June 16th - Tupac Shakur is born
August 23rd - On August 23, 1971, a Queens, New York, bank was robbed. While the names of none of the others were given, a woman in the picture was identified in large print as JoAnne Chesimard. The same poster was used in full-page ads, prominently inserted between important newspaper stories and paid for by the New York Clearing house association, a bank conglomerate. Following this Assata goes underground with the BLA.
1973
May 2nd 1973 - New Jersey Turnpike incident. One state trooper, Werner Forester, and Zayd Shakur were killed in the incident; Shakur herself was seriously wounded. Assata and Sundiata apprehended
July 20th, 1973, Assata Shakur was arraigned on the Queens bank robbery charges. (The actual trial would not begin until January 5th, 1976, and would last a mere 11 days, ending in acquittal on January 16th, 1976.)

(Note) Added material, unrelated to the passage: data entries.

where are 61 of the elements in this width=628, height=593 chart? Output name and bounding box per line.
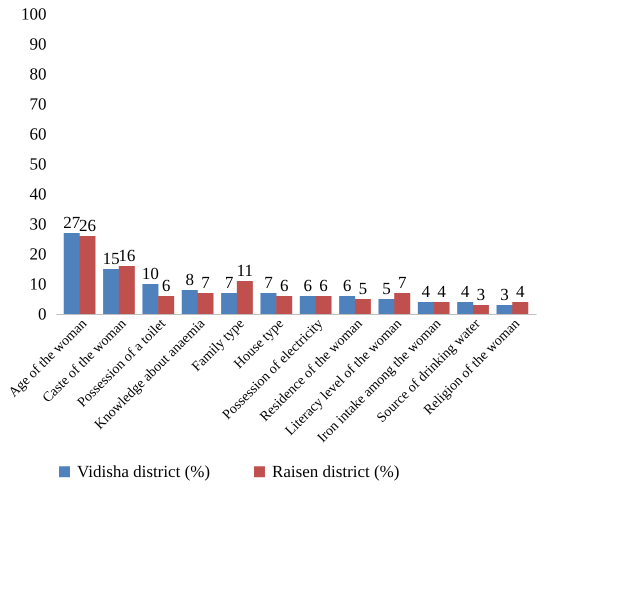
legend-label: Raisen district (%) — [272, 462, 400, 481]
bar — [118, 266, 135, 314]
data-label: 4 — [422, 282, 431, 301]
legend-label: Vidisha district (%) — [77, 462, 210, 481]
y-tick-label: 0 — [38, 304, 46, 324]
bar — [434, 302, 450, 314]
bar — [142, 284, 158, 314]
bar — [260, 293, 276, 314]
bar — [64, 233, 80, 314]
data-label: 4 — [437, 282, 446, 301]
data-label: 27 — [63, 213, 81, 232]
data-label: 5 — [382, 279, 391, 298]
bar — [79, 236, 96, 314]
y-tick-label: 40 — [30, 184, 46, 204]
data-label: 7 — [264, 273, 274, 292]
bar — [103, 269, 120, 314]
data-label: 6 — [304, 276, 312, 295]
y-tick-label: 30 — [30, 214, 46, 234]
data-label: 6 — [162, 276, 170, 295]
bar — [158, 296, 174, 314]
y-tick-label: 50 — [30, 154, 46, 174]
data-label: 8 — [186, 270, 194, 289]
bar — [316, 296, 332, 314]
data-label: 7 — [224, 273, 234, 292]
y-tick-label: 20 — [30, 244, 46, 264]
y-tick-label: 100 — [21, 4, 46, 24]
bar — [378, 299, 394, 314]
bar — [512, 302, 528, 314]
bar — [198, 293, 214, 314]
data-label: 26 — [78, 216, 96, 235]
data-label: 15 — [102, 249, 120, 268]
y-tick-label: 80 — [30, 64, 46, 84]
bar — [457, 302, 474, 314]
data-label: 10 — [142, 264, 159, 283]
y-tick-label: 60 — [30, 124, 46, 144]
data-label: 7 — [201, 273, 210, 292]
bar — [354, 299, 371, 314]
y-tick-label: 10 — [30, 274, 46, 294]
data-label: 4 — [460, 282, 470, 301]
bar — [472, 305, 489, 314]
data-label: 4 — [516, 282, 526, 301]
bar — [236, 281, 253, 314]
data-label: 5 — [358, 279, 368, 298]
data-label: 6 — [319, 276, 328, 295]
y-tick-label: 90 — [30, 34, 46, 54]
data-label: 3 — [500, 285, 509, 304]
bar — [394, 293, 410, 314]
bar — [276, 296, 292, 314]
data-label: 7 — [398, 273, 407, 292]
data-label: 6 — [342, 276, 352, 295]
bar — [182, 290, 198, 314]
data-label: 3 — [476, 285, 486, 304]
bar — [418, 302, 434, 314]
y-tick-label: 70 — [30, 94, 46, 114]
data-label: 6 — [280, 276, 288, 295]
bar — [221, 293, 238, 314]
data-label: 16 — [118, 246, 136, 265]
bar — [496, 305, 513, 314]
data-label: 11 — [236, 261, 254, 280]
bar — [339, 296, 356, 314]
bar — [300, 296, 316, 314]
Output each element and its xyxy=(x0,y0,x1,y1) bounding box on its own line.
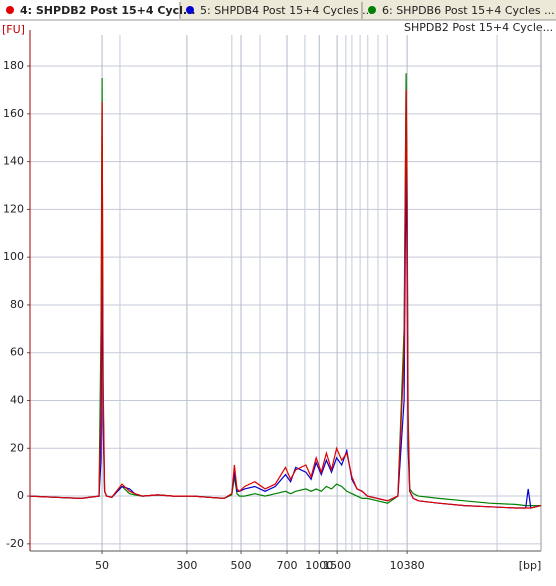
y-tick-label: 120 xyxy=(3,202,24,215)
y-tick-label: 80 xyxy=(10,298,24,311)
y-tick-label: 140 xyxy=(3,155,24,168)
y-tick-label: 0 xyxy=(17,489,24,502)
y-tick-label: 100 xyxy=(3,250,24,263)
tab-dot xyxy=(368,6,376,14)
chart-subtitle: SHPDB2 Post 15+4 Cycle... xyxy=(404,21,553,34)
plot-area xyxy=(30,35,541,551)
tab-dot xyxy=(6,6,14,14)
y-tick-label: 60 xyxy=(10,346,24,359)
x-tick-label: 10380 xyxy=(390,559,425,572)
tab-label[interactable]: 6: SHPDB6 Post 15+4 Cycles ... xyxy=(382,4,555,17)
x-tick-label: 700 xyxy=(277,559,298,572)
y-tick-label: -20 xyxy=(6,537,24,550)
tab-dot xyxy=(186,6,194,14)
active-tab xyxy=(0,0,180,20)
x-tick-label: 1000 xyxy=(305,559,333,572)
y-tick-label: 40 xyxy=(10,394,24,407)
tab-label[interactable]: 5: SHPDB4 Post 15+4 Cycles ... xyxy=(200,4,373,17)
y-tick-label: 180 xyxy=(3,59,24,72)
y-tick-label: 160 xyxy=(3,107,24,120)
x-tick-label: 300 xyxy=(176,559,197,572)
series-line xyxy=(29,89,542,509)
y-axis-label: [FU] xyxy=(2,23,25,36)
y-tick-label: 20 xyxy=(10,441,24,454)
x-tick-label: 500 xyxy=(231,559,252,572)
x-axis-label: [bp] xyxy=(519,559,542,572)
x-tick-label: 50 xyxy=(95,559,109,572)
x-tick-label: 1500 xyxy=(323,559,351,572)
tab-label[interactable]: 4: SHPDB2 Post 15+4 Cycl... xyxy=(20,4,195,17)
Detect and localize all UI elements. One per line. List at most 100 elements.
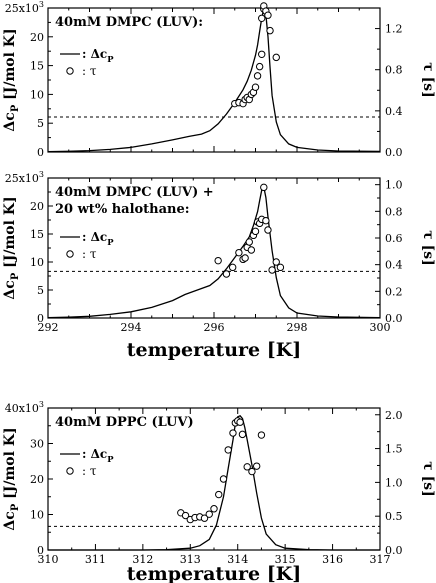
x-tick-label: 292 xyxy=(38,321,59,334)
y-tick-label-left: 0 xyxy=(37,312,44,325)
chart-title: 40mM DMPC (LUV) + xyxy=(55,185,214,200)
y-tick-label-right: 1.2 xyxy=(385,23,403,36)
x-tick-label: 310 xyxy=(38,553,59,566)
y-tick-label-right: 1.0 xyxy=(385,476,403,489)
y-tick-label-left: 10 xyxy=(30,509,44,522)
data-point-tau xyxy=(260,183,268,192)
data-point-tau xyxy=(210,505,218,513)
x-tick-label: 298 xyxy=(287,321,308,334)
legend-label-dcp: : ΔcP xyxy=(82,230,114,247)
x-tick-label: 315 xyxy=(275,553,296,566)
y-tick-label-right: 0.8 xyxy=(385,64,403,77)
chart-panel-2: 292 294 296 298 300 0 5 10 15 20 25x103 0.0 0.2 0.4 0.… xyxy=(2,170,436,361)
data-point-tau xyxy=(243,463,251,471)
y-axis-label-left: ΔcP [J/mol K] xyxy=(2,427,21,530)
y-tick-label-left: 10 xyxy=(30,88,44,101)
y-tick-label-right: 0.4 xyxy=(385,105,403,118)
data-point-tau xyxy=(200,514,209,522)
data-point-tau xyxy=(181,511,190,520)
data-point-tau xyxy=(205,510,213,518)
y-axis-label-left: ΔcP [J/mol K] xyxy=(2,28,21,131)
data-point-tau xyxy=(255,62,264,71)
legend-circle-swatch xyxy=(66,467,74,475)
x-tick-label: 313 xyxy=(180,553,201,566)
y-tick-label-right: 0.5 xyxy=(385,510,403,523)
data-point-tau xyxy=(247,246,256,254)
y-tick-label-left: 0 xyxy=(37,544,44,557)
legend-label-tau: : τ xyxy=(82,64,97,78)
y-tick-label-left: 30 xyxy=(30,438,44,451)
y-tick-label-right: 0.6 xyxy=(385,232,403,245)
chart-title: 40mM DPPC (LUV) xyxy=(55,415,194,430)
y-tick-label-left: 20 xyxy=(30,31,44,44)
y-axis-label-left: ΔcP [J/mol K] xyxy=(2,196,21,299)
data-point-tau xyxy=(214,256,222,265)
legend-circle-swatch xyxy=(66,250,74,258)
data-point-tau xyxy=(276,263,285,272)
data-point-tau xyxy=(229,429,237,437)
y-tick-label-left: 10 xyxy=(30,256,44,269)
x-axis-label: temperature [K] xyxy=(127,563,301,583)
data-point-tau xyxy=(251,227,260,236)
data-point-tau xyxy=(222,270,231,278)
series-line-dcp xyxy=(47,6,381,153)
data-point-tau xyxy=(258,14,266,22)
y-tick-label-left: 25x103 xyxy=(5,170,44,185)
data-point-tau xyxy=(235,248,243,257)
x-tick-label: 314 xyxy=(227,553,248,566)
legend-label-tau: : τ xyxy=(82,247,97,261)
data-point-tau xyxy=(245,238,253,246)
y-tick-label-right: 1.0 xyxy=(385,179,403,192)
data-point-tau xyxy=(264,11,272,19)
data-point-tau xyxy=(272,53,280,62)
y-axis-label-right: τ [s] xyxy=(420,461,436,496)
legend-label-dcp: : ΔcP xyxy=(82,447,114,464)
x-tick-label: 312 xyxy=(132,553,153,566)
x-tick-label: 296 xyxy=(204,321,225,334)
y-tick-label-left: 0 xyxy=(37,146,44,159)
y-tick-label-left: 25x103 xyxy=(5,0,44,15)
y-tick-label-left: 5 xyxy=(37,117,44,130)
y-tick-label-right: 2.0 xyxy=(385,409,403,422)
y-tick-label-left: 5 xyxy=(37,284,44,297)
y-tick-label-left: 20 xyxy=(30,473,44,486)
data-point-tau xyxy=(252,462,261,470)
data-point-tau xyxy=(224,446,232,454)
data-point-tau xyxy=(228,263,237,272)
y-axis-label-right: τ [s] xyxy=(420,230,436,265)
data-point-tau xyxy=(268,266,276,274)
data-point-tau xyxy=(262,216,270,225)
chart-subtitle: 20 wt% halothane: xyxy=(55,202,190,217)
legend-label-dcp: : ΔcP xyxy=(82,47,114,64)
y-tick-label-left: 15 xyxy=(30,60,44,73)
data-point-tau xyxy=(272,258,280,266)
x-tick-label: 311 xyxy=(85,553,106,566)
data-point-tau xyxy=(215,490,223,499)
x-tick-label: 317 xyxy=(370,553,391,566)
data-point-tau xyxy=(238,430,247,439)
y-tick-label-left: 40x103 xyxy=(5,400,44,415)
y-tick-label-right: 0.0 xyxy=(385,146,403,159)
x-tick-label: 316 xyxy=(322,553,343,566)
data-point-tau xyxy=(258,50,266,58)
data-point-tau xyxy=(248,467,256,476)
x-tick-label: 300 xyxy=(370,321,391,334)
x-tick-label: 294 xyxy=(121,321,142,334)
data-point-tau xyxy=(251,83,260,91)
y-tick-label-right: 0.0 xyxy=(385,544,403,557)
legend-circle-swatch xyxy=(66,67,74,75)
chart-panel-1: 0 5 10 15 20 25x103 0.0 0.4 0.8 1.2 40mM DMPC (LUV… xyxy=(2,0,436,159)
chart-panel-3: 310 311 312 313 314 315 316 317 0 10 20 30 40x103 0.0… xyxy=(2,400,436,583)
data-point-tau xyxy=(264,226,272,234)
data-point-tau xyxy=(253,72,262,80)
legend-label-tau: : τ xyxy=(82,464,97,478)
data-point-tau xyxy=(266,26,274,35)
y-axis-label-right: τ [s] xyxy=(420,62,436,97)
y-tick-label-left: 20 xyxy=(30,200,44,213)
y-tick-label-right: 0.2 xyxy=(385,285,403,298)
y-tick-label-right: 0.4 xyxy=(385,259,403,272)
y-tick-label-right: 0.0 xyxy=(385,312,403,325)
x-axis-label: temperature [K] xyxy=(127,339,301,361)
data-point-tau xyxy=(257,431,266,439)
series-line-dcp xyxy=(48,415,380,551)
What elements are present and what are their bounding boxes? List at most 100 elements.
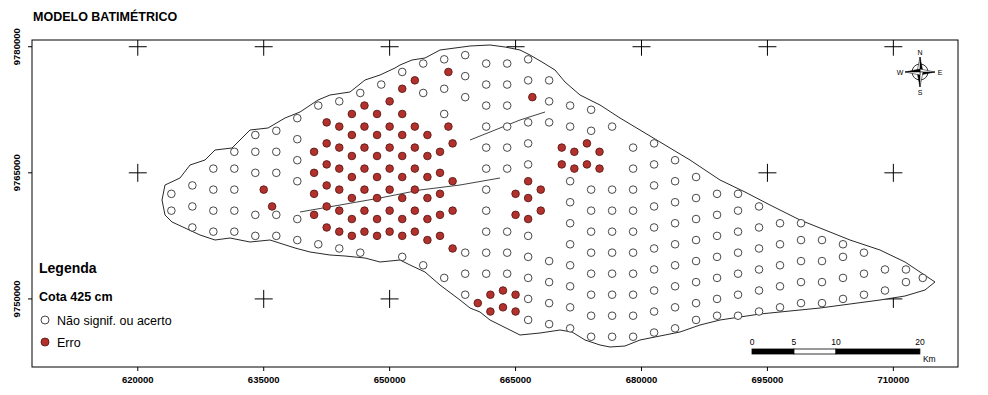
point (571, 148, 579, 156)
point (692, 236, 700, 244)
point (482, 102, 490, 110)
point (755, 203, 763, 211)
y-tick (28, 46, 32, 47)
compass-label: N (917, 49, 922, 56)
point (587, 127, 595, 135)
point (566, 102, 574, 110)
x-tick-label: 665000 (500, 374, 532, 385)
point (323, 119, 331, 127)
point (650, 224, 658, 232)
point (335, 228, 343, 236)
compass-label: S (918, 89, 923, 96)
scale-label: 10 (831, 337, 841, 347)
point (499, 304, 507, 312)
point (524, 316, 532, 324)
scale-label: 0 (750, 337, 755, 347)
point (436, 190, 444, 198)
point (524, 232, 532, 240)
grid-cross (632, 40, 650, 56)
point (537, 207, 545, 215)
point (461, 93, 469, 101)
point (419, 60, 427, 68)
point (524, 253, 532, 261)
point (411, 228, 419, 236)
point (348, 152, 356, 160)
point (587, 291, 595, 299)
map-chart: MODELO BATIMÉTRICO6200006350006500006650… (0, 0, 988, 395)
point (440, 274, 448, 282)
point (398, 131, 406, 139)
point (482, 228, 490, 236)
point (608, 207, 616, 215)
point (386, 98, 394, 106)
point (273, 169, 281, 177)
scale-label: 20 (915, 337, 925, 347)
point (348, 173, 356, 181)
point (461, 72, 469, 80)
point (461, 249, 469, 257)
point (797, 299, 805, 307)
plot-frame (32, 40, 958, 367)
point (419, 89, 427, 97)
point (713, 190, 721, 198)
x-tick (515, 367, 516, 371)
title: MODELO BATIMÉTRICO (33, 9, 177, 24)
legend-marker (41, 338, 49, 346)
point (293, 156, 301, 164)
scale-label: 5 (792, 337, 797, 347)
point (671, 219, 679, 227)
point (692, 194, 700, 202)
point (524, 215, 532, 223)
grid-cross (884, 164, 902, 182)
point (386, 144, 394, 152)
point (650, 161, 658, 169)
point (734, 207, 742, 215)
point (411, 123, 419, 131)
point (512, 308, 520, 316)
y-tick-label: 9780000 (11, 28, 22, 65)
point (189, 203, 197, 211)
point (818, 299, 826, 307)
point (608, 312, 616, 320)
point (386, 165, 394, 173)
point (398, 85, 406, 93)
point (755, 266, 763, 274)
point (373, 173, 381, 181)
point (713, 232, 721, 240)
point (587, 270, 595, 278)
point (293, 236, 301, 244)
point (386, 186, 394, 194)
point (449, 140, 457, 148)
point (361, 165, 369, 173)
point (436, 232, 444, 240)
point (818, 236, 826, 244)
compass-label: W (897, 69, 904, 76)
point (273, 127, 281, 135)
point (503, 60, 511, 68)
point (503, 165, 511, 173)
point (168, 190, 176, 198)
x-tick-label: 650000 (374, 374, 406, 385)
point (310, 148, 318, 156)
point (608, 123, 616, 131)
point (587, 312, 595, 320)
point (373, 194, 381, 202)
scale-segment (752, 349, 794, 354)
point (558, 161, 566, 169)
point (545, 98, 553, 106)
point (524, 119, 532, 127)
point (671, 240, 679, 248)
point (671, 198, 679, 206)
point (482, 249, 490, 257)
point (424, 131, 432, 139)
y-tick-label: 9765000 (11, 154, 22, 191)
point (424, 215, 432, 223)
point (482, 123, 490, 131)
point (482, 165, 490, 173)
point (335, 165, 343, 173)
point (650, 266, 658, 274)
point (323, 203, 331, 211)
point (713, 312, 721, 320)
point (596, 165, 604, 173)
grid-cross (255, 40, 273, 56)
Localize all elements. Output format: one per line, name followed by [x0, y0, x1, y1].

August 1st, 1973, she was arraigned on the Bronx bank robbery charges. This trial would again be a relatively brief one, dating from December 3rd to 14th, 1973, resulting in a hung jury; the prosecution insisted on an immediate retrial, which was held from December 19th to the 28th, 1973, and this trial resulted in an acquittal
The original trial for the New Jersey Turnpike incident began on October 9th, 1973. Due to the fact that the jury was overwhelmingly sympathetic to the prosecution, it quickly came to a close when a defense request for a change of venue was granted on October 23rd, 1973.
1974
The trial for the New Jersey Turnpike incident resumed again on January 1st, 1974, and would continue for one month, until February 1st, 1974, when a mistrial was called in light of Assata’s pregnancy.
Assata was arraigned on the charges of attempted murder of the policemen on May 11th, 1974, and the murder of the drug dealer on May 29th, 1974, these cases would be dismissed before they got to trial.
May 30th, 1974, Assata Shakur was arraigned on the charges of kidnapping a drug dealer.